What Is Inflation?

Simplest explanation of Inflation – Inflation is the rate at which prices for goods and services rise. How do economists count that rate? The most commonly used inflation indexes are the Consumer Price Index and the Wholesale Price Index.

While it is easy to measure the price changes of individual products over time, human needs extend beyond just one or two products. So The CPI is a measure that examines the weighted average of prices of a basket of goods and services which are of primary consumer needs. They include transportation, food, and medical care.

2022 was challenging for EU economic, because Russia started a war in Ukraine, social and political crisis. If we check out the rates from the beginning of 2022, inflation rate in EU was 5.3% in January, then there is 10.1 % in August and the highest rate was recorded in October – 11.5%. While some experts say they’re hopeful that interest rates already hit their peak last year, others say the increases will likely continue into early 2023 until inflation is under control.

In Poland, the most important categories in the consumer price index are: Food and non-alcoholic beverages (24 percent of the total weight); Housing energy/maintenance (21 percent); Transport (9 percent); Recreation and Culture (7 percent). Alcohol and tobacco, Health, Other goods and services, and Clothing account for 6 percent each. Communication, Restaurants and Hotels, Household Equipment and Education account for the remaining 17 percent of total weight.

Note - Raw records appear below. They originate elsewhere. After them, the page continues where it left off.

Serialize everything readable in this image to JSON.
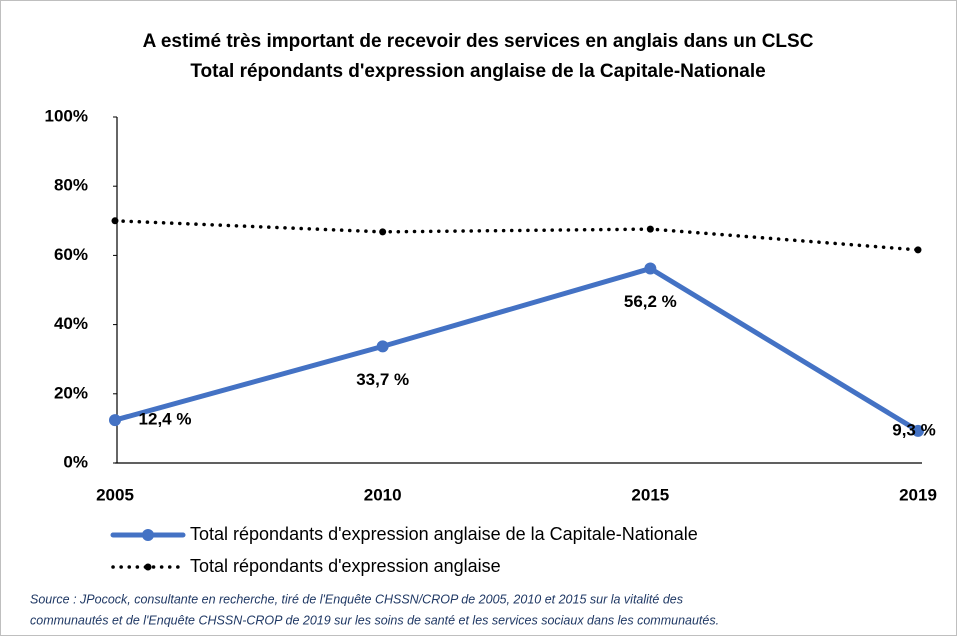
{
  "chart_data": {
    "type": "line",
    "title": [
      "A estimé très important de recevoir des services en anglais  dans un CLSC",
      "Total répondants d'expression anglaise de la Capitale-Nationale"
    ],
    "categories": [
      "2005",
      "2010",
      "2015",
      "2019"
    ],
    "series": [
      {
        "name": "Total répondants d'expression anglaise de la Capitale-Nationale",
        "color": "#4472c4",
        "style": "solid",
        "values": [
          12.4,
          33.7,
          56.2,
          9.3
        ],
        "value_labels": [
          "12,4 %",
          "33,7 %",
          "56,2 %",
          "9,3 %"
        ]
      },
      {
        "name": "Total répondants d'expression anglaise",
        "color": "#000000",
        "style": "dotted",
        "values": [
          70,
          66.8,
          67.6,
          61.6
        ]
      }
    ],
    "ylim": [
      0,
      100
    ],
    "yticks": [
      {
        "value": 0,
        "label": "0%"
      },
      {
        "value": 20,
        "label": "20%"
      },
      {
        "value": 40,
        "label": "40%"
      },
      {
        "value": 60,
        "label": "60%"
      },
      {
        "value": 80,
        "label": "80%"
      },
      {
        "value": 100,
        "label": "100%"
      }
    ],
    "source": [
      "Source : JPocock, consultante en recherche, tiré de l'Enquête CHSSN/CROP de 2005, 2010 et 2015 sur la vitalité des",
      "communautés et de l'Enquête CHSSN-CROP de 2019 sur les soins de santé et les services sociaux dans les communautés."
    ]
  }
}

Poland’s consumer price inflation slowed to 16.6 percent year-on-year in December 2022, down from 17.5 percent in the previous month and an over 26-year high of 17.9 percent seen in October. The reading came in also below market expectations of 17.3 percent, but remained well above the central bank’s mid-point target of 2.5 percent, which might suggest policymakers will keep interest rates high for a long time. Prices rose at a slower pace for electricity, gas and other fuels (31.2 percent vs 36.8 percent in November), fuels for personal transport equipment (13.5 percent vs 15.5 percent), and food and non-alcoholic beverages (21.5 percent vs 22.3 percent).  

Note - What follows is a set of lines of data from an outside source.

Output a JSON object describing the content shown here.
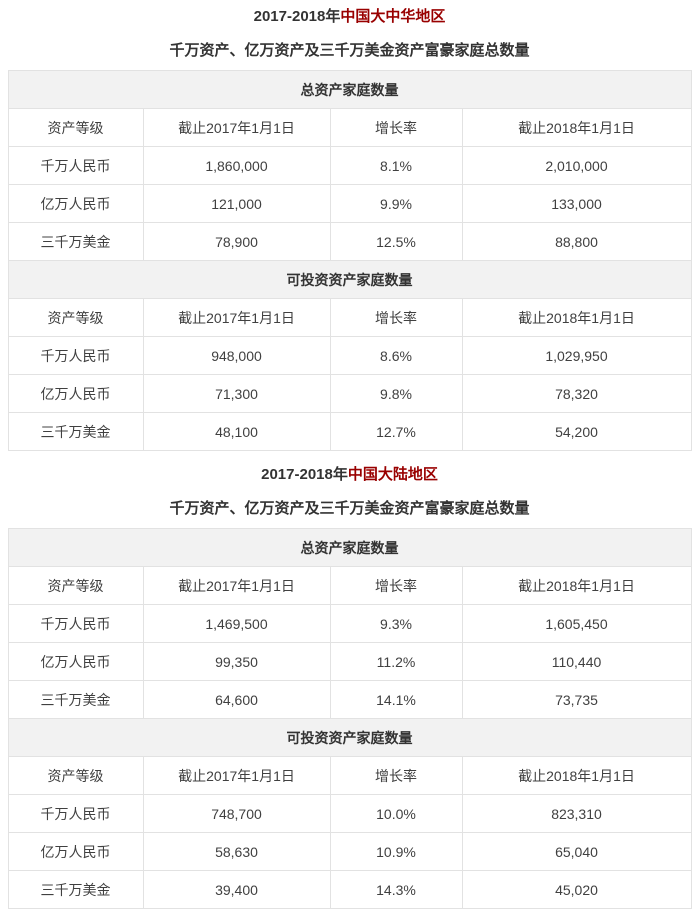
{
  "colors": {
    "title_accent": "#990000",
    "body_text": "#404040",
    "heading_text": "#333333",
    "table_border": "#e2e2e2",
    "band_background": "#f2f2f2",
    "page_background": "#ffffff"
  },
  "sections": [
    {
      "title_year": "2017-2018年",
      "title_region": "中国大中华地区",
      "subtitle": "千万资产、亿万资产及三千万美金资产富豪家庭总数量",
      "tables": [
        {
          "band": "总资产家庭数量",
          "columns": [
            "资产等级",
            "截止2017年1月1日",
            "增长率",
            "截止2018年1月1日"
          ],
          "rows": [
            [
              "千万人民币",
              "1,860,000",
              "8.1%",
              "2,010,000"
            ],
            [
              "亿万人民币",
              "121,000",
              "9.9%",
              "133,000"
            ],
            [
              "三千万美金",
              "78,900",
              "12.5%",
              "88,800"
            ]
          ]
        },
        {
          "band": "可投资资产家庭数量",
          "columns": [
            "资产等级",
            "截止2017年1月1日",
            "增长率",
            "截止2018年1月1日"
          ],
          "rows": [
            [
              "千万人民币",
              "948,000",
              "8.6%",
              "1,029,950"
            ],
            [
              "亿万人民币",
              "71,300",
              "9.8%",
              "78,320"
            ],
            [
              "三千万美金",
              "48,100",
              "12.7%",
              "54,200"
            ]
          ]
        }
      ]
    },
    {
      "title_year": "2017-2018年",
      "title_region": "中国大陆地区",
      "subtitle": "千万资产、亿万资产及三千万美金资产富豪家庭总数量",
      "tables": [
        {
          "band": "总资产家庭数量",
          "columns": [
            "资产等级",
            "截止2017年1月1日",
            "增长率",
            "截止2018年1月1日"
          ],
          "rows": [
            [
              "千万人民币",
              "1,469,500",
              "9.3%",
              "1,605,450"
            ],
            [
              "亿万人民币",
              "99,350",
              "11.2%",
              "110,440"
            ],
            [
              "三千万美金",
              "64,600",
              "14.1%",
              "73,735"
            ]
          ]
        },
        {
          "band": "可投资资产家庭数量",
          "columns": [
            "资产等级",
            "截止2017年1月1日",
            "增长率",
            "截止2018年1月1日"
          ],
          "rows": [
            [
              "千万人民币",
              "748,700",
              "10.0%",
              "823,310"
            ],
            [
              "亿万人民币",
              "58,630",
              "10.9%",
              "65,040"
            ],
            [
              "三千万美金",
              "39,400",
              "14.3%",
              "45,020"
            ]
          ]
        }
      ]
    }
  ]
}
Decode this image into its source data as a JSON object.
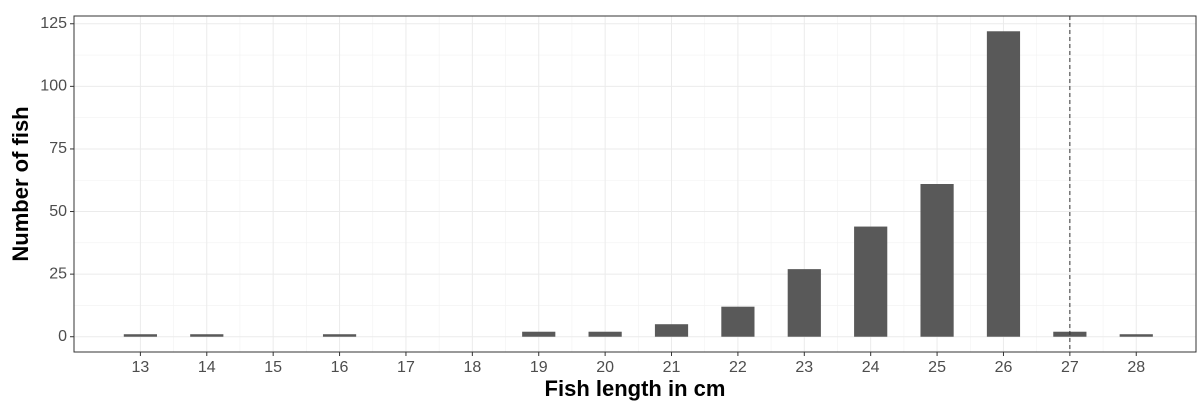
{
  "chart_data": {
    "type": "bar",
    "x_label": "Fish length in cm",
    "y_label": "Number of fish",
    "x": [
      13,
      14,
      16,
      19,
      20,
      21,
      22,
      23,
      24,
      25,
      26,
      27,
      28
    ],
    "values": [
      1,
      1,
      1,
      2,
      2,
      5,
      12,
      27,
      44,
      61,
      122,
      2,
      1
    ],
    "color": "#595959",
    "xlim": [
      12.0,
      28.9
    ],
    "xticks": [
      13,
      14,
      15,
      16,
      17,
      18,
      19,
      20,
      21,
      22,
      23,
      24,
      25,
      26,
      27,
      28
    ],
    "ylim": [
      -6.1,
      128.1
    ],
    "yticks": [
      0,
      25,
      50,
      75,
      100,
      125
    ],
    "vline": 27,
    "grid": true
  }
}
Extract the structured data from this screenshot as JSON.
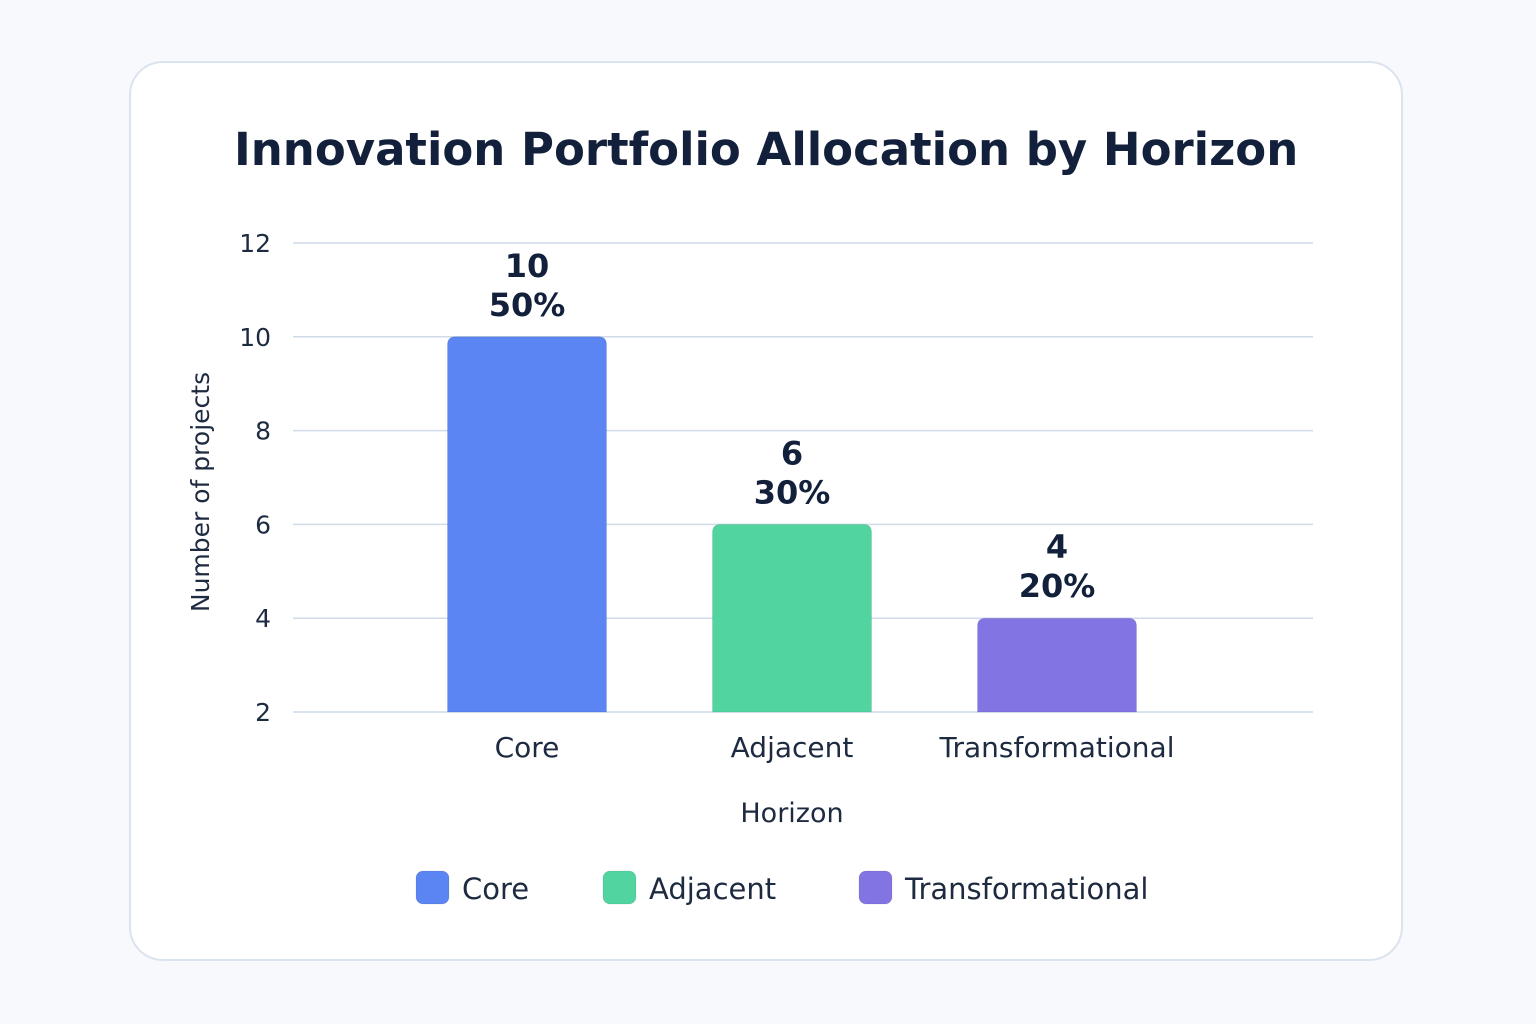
{
  "chart_data": {
    "type": "bar",
    "title": "Innovation Portfolio Allocation by Horizon",
    "xlabel": "Horizon",
    "ylabel": "Number of projects",
    "categories": [
      "Core",
      "Adjacent",
      "Transformational"
    ],
    "values": [
      10,
      6,
      4
    ],
    "percent_labels": [
      "50%",
      "30%",
      "20%"
    ],
    "value_labels": [
      "10",
      "6",
      "4"
    ],
    "colors": [
      "#5b85f2",
      "#52d4a0",
      "#8275e3"
    ],
    "yticks": [
      "2",
      "4",
      "6",
      "8",
      "10",
      "12"
    ],
    "ylim": [
      2,
      12
    ],
    "grid": true,
    "legend_position": "bottom",
    "legend": [
      "Core",
      "Adjacent",
      "Transformational"
    ]
  }
}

To sum up, inflation is not only negative event, but it is necessary for the economy, just keeping it on the targeted rate is important. An optimum level of inflation is often promoted to encourage spending to a certain extent instead of saving. In times of low inflation rate (1%-5%), it is beneficial for the economy as it encourages people to buy more, because with lower inflation rate comes lower interest rate. Governments usually target for a CPI of 2%.

On the other hand, high inflation rates tend to cause uncertainty and confusion leading to less investment. It is argued that countries with persistently higher inflation, tend to have lower rates of investment and economic growth. In response to higher prices, the rich can reduce their level of quality of purchased goods, but the poor are already purchasing low-priced, low-quality goods. Their only reaction to inflation is to stop purchasing, thereby increasing the need gap. Higher inflation also leads to lower competitiveness with other countries, reduces the real value of savings, thereby affecting senior citizens who live on them.

Hope EU will find ways to stabilize the economy as they always use to do. Especially, it is well-known that after every crisis there are the periods of great economic growths.